Sudan's weakened economy is, however, not sufficient reason for the military intervention. Clearly this is merely an excuse.
Demands of the revolution
The success or failure of this coup will rest on a number of factors.
First is the ability of the military to use force. This includes potential violent confrontation with the counter-coup forces. This will dictate the capacity of the military to change the terms of the transition.
Second is whether the military can harness popular public support in the same way that the Guinean or Egyptian militaries did. This appears to be a tall order, given that popular support appears to be far less forthcoming.
The international community's appetite for military coups is wearing thin.
Third, the ability of the Sudanese masses to mobilize against military authorities cannot be overlooked. Massive nationwide street protests and defiance campaigns underpinned by underground organizational capabilities brought down governments in 1964, 1985 and 2019. They could once again present a stern test to the military.
Finally, the international community's appetite for military coups is wearing thin. The ability of the military to overcome pressure from regional and international actors to return to the status quo could be decisive, given the international support needed to prop up the crippled economy.

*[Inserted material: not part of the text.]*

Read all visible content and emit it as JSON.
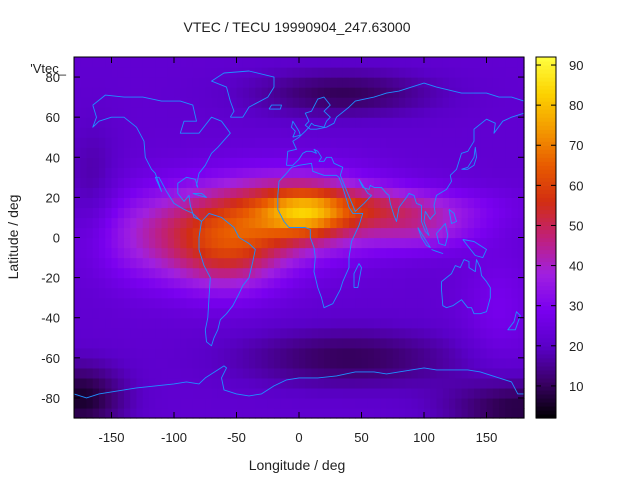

The Sudanese population may have been growing frustrated with its civilian authority's ability to deliver on the demands of the revolution. But it is also true that another coup to reinstate military rule is not something the protesters believe would address the challenges they were facing.
Sudan has needed and will require compromise and principled political goodwill to realise a difficult transition. This will entail setbacks but undoubtedly military intervention in whatever guise is monumentally counterproductive to the aspirations of the protest movement.